Das Schicksal der Berge
Heiner Bertle zeigt auf den Wald, oder das, was nach dem Felssturz noch davon übrig ist. „Vor 500 bis 1000 Jahren ereignete sich an der gleichen Stelle ebenfalls ein Felssturz. Die Berge sind dazu verurteilt, flach zu werden. Das ist die Schwerkraft. Überall und zu jeder Zeit kann etwas herunterkommen. Ich gehe davon aus, dass die Felsplatte daneben auch herunterrutschen wird.“ Er zeigt auf die Felsen neben der Abbruchkante.

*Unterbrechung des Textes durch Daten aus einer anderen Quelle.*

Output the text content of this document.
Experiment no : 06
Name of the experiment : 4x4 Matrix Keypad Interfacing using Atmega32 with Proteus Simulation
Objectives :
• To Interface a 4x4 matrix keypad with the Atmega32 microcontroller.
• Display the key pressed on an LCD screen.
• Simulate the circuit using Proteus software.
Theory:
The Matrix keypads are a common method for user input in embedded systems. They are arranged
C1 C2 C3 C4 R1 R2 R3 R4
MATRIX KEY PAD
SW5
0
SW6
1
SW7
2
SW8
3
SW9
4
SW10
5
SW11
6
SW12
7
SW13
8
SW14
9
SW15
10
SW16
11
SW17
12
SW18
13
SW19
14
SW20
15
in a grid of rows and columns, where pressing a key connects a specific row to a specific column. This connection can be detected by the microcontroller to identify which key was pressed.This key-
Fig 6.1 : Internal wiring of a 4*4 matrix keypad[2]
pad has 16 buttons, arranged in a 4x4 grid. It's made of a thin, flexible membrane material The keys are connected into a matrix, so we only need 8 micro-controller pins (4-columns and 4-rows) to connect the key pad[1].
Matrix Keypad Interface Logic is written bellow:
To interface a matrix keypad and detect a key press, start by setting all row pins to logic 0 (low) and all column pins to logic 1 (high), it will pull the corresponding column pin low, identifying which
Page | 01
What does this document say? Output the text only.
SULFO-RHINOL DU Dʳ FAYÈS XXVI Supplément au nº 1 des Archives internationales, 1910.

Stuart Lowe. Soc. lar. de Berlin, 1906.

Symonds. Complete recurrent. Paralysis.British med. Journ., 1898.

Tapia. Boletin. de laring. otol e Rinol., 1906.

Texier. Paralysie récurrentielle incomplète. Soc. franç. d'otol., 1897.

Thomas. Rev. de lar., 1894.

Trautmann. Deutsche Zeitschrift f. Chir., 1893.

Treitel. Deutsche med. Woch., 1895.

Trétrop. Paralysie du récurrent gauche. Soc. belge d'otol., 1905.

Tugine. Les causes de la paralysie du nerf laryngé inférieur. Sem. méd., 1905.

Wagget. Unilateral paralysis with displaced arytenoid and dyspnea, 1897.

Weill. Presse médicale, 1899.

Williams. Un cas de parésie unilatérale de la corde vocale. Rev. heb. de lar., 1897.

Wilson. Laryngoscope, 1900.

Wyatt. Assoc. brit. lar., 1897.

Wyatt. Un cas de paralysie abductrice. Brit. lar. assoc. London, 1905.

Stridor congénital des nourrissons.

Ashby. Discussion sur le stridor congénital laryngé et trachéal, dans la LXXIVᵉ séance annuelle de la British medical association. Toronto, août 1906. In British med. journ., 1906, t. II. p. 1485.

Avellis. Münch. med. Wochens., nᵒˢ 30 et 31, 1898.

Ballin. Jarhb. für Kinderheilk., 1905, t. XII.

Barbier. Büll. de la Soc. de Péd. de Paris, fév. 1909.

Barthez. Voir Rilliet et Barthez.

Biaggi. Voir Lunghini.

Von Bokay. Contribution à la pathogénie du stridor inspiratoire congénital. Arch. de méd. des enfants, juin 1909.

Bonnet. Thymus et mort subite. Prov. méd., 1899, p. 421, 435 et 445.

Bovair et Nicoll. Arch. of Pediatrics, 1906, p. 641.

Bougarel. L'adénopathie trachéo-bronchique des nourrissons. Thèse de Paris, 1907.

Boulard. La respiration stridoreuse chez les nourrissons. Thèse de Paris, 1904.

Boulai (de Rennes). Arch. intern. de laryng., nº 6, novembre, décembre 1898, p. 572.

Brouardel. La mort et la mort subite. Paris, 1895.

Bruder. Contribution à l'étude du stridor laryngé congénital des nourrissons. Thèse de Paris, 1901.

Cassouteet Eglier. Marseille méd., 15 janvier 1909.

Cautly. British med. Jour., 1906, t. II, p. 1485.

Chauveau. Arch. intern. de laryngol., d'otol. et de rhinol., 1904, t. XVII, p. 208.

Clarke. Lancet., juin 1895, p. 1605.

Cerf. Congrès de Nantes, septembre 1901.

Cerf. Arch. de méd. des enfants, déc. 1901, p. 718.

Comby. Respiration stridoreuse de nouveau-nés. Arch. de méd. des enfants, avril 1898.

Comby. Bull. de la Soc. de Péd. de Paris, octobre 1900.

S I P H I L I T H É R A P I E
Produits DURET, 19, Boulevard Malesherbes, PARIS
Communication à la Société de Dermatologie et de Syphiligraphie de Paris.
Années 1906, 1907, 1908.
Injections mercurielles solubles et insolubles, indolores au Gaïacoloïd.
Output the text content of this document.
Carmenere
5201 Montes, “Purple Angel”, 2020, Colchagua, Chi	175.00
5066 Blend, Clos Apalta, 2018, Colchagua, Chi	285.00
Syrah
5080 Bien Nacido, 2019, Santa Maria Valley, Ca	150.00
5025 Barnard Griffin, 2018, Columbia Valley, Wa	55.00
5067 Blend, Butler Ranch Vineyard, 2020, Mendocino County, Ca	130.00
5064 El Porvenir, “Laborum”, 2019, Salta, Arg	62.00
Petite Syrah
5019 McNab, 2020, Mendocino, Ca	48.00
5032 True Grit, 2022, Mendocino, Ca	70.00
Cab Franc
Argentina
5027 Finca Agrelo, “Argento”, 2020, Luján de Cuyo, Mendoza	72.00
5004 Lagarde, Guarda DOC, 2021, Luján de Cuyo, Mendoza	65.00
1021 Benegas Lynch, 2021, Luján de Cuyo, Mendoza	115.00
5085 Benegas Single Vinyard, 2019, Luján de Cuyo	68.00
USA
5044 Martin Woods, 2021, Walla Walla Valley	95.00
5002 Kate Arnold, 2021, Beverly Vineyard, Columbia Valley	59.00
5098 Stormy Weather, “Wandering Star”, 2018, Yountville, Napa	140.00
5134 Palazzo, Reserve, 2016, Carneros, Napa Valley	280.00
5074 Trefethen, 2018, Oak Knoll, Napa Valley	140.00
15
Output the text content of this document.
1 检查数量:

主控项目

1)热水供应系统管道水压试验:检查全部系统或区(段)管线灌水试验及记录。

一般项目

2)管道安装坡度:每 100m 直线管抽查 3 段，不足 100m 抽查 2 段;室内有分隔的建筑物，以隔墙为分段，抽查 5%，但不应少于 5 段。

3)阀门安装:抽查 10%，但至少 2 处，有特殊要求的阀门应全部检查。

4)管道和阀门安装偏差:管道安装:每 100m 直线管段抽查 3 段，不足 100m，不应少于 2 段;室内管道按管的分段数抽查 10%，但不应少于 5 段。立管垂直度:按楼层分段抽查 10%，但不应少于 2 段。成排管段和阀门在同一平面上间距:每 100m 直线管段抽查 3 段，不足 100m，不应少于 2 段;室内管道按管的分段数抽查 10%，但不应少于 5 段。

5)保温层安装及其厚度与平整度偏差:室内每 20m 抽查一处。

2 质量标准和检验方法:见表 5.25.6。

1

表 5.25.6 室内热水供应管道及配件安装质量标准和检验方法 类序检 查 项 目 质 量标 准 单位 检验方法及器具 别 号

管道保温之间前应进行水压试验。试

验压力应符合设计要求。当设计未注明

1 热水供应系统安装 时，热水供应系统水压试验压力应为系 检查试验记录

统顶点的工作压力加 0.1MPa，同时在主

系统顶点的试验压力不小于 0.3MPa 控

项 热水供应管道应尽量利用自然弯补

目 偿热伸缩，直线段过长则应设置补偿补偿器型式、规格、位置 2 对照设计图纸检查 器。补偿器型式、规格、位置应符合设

Im Jänner gab es bis auf 1500 Meter Regen, was dazu führte, dass sich die Hohlräume in den Felsen mit Wasser füllten. Wenn dann nochmal ein Starkregen kommt, obwohl die Hohlräume schon voll mit Wasser sind, dann „platzen“ die Felsen förmlich. „Der Permafrost hat da keine Rolle gespielt“, betont Heiner Bertle. Anders als bei einer Mure, die durch starken Niederschlag ausgelöst wird, könne man einen Felssturz kaum vorhersagen. Jetzt wurde bei der Abbruchkante eine Messstation, ein Fissurometer, angebracht, das Bewegungen des Felsens aufzeichnet.



Zu spekulativ
Nachdem das Material unterhalb des Dammes am Hang abgetragen, der Damm selbst errichtet und die Straße verlegt und neu asphaltiert wurde, könnte man rein theoretisch die Silvretta Hochalpenstraße wieder öffnen. Doch es sind noch zu viele Unsicherheitsfaktoren offen, allen voran das Wetter. Während Heiner Bertle keine Einwände gegen eine Öffnung Ende dieser Woche hätte, Andreas Batlogg stattdessen Anfang bis Mitte September anpeilt, der Polier Markus Metzler aber sicher nicht mit einer Öffnung vor Ende September rechnet, will Andreas Neuhauser, Pressesprecher der illwerke vkw, gar keine Prognose darüber abgeben, ob die Silvretta Hochalpenstraße überhaupt noch dieses Jahr wieder für den Verkehr freigegeben werden kann.



Worin sich aber alle einig sind: Das Wetter hat die Zügel in der Hand. Die Arbeiten können nur bei trockenem Wetter fortgesetzt werden. Die Silvretta Hochalpenstraße wird nur dann geöffnet, wenn es bis Ende September keine signifikanten Niederschläge mehr in diesem Gebiet gibt. Aber selbst wenn die Arbeiten abgeschlossen werden können, ist es wahrscheinlich, dass die Silvretta Hochalpenstraße – genau wie jetzt – nur an Schönwettertagen offen haben wird. Wie genau das schöne Wetter definiert wird, wie hoch die Regen- und Gewitterwahrscheinlichkeit für den Tag liegen darf, ist noch völlig ungeklärt.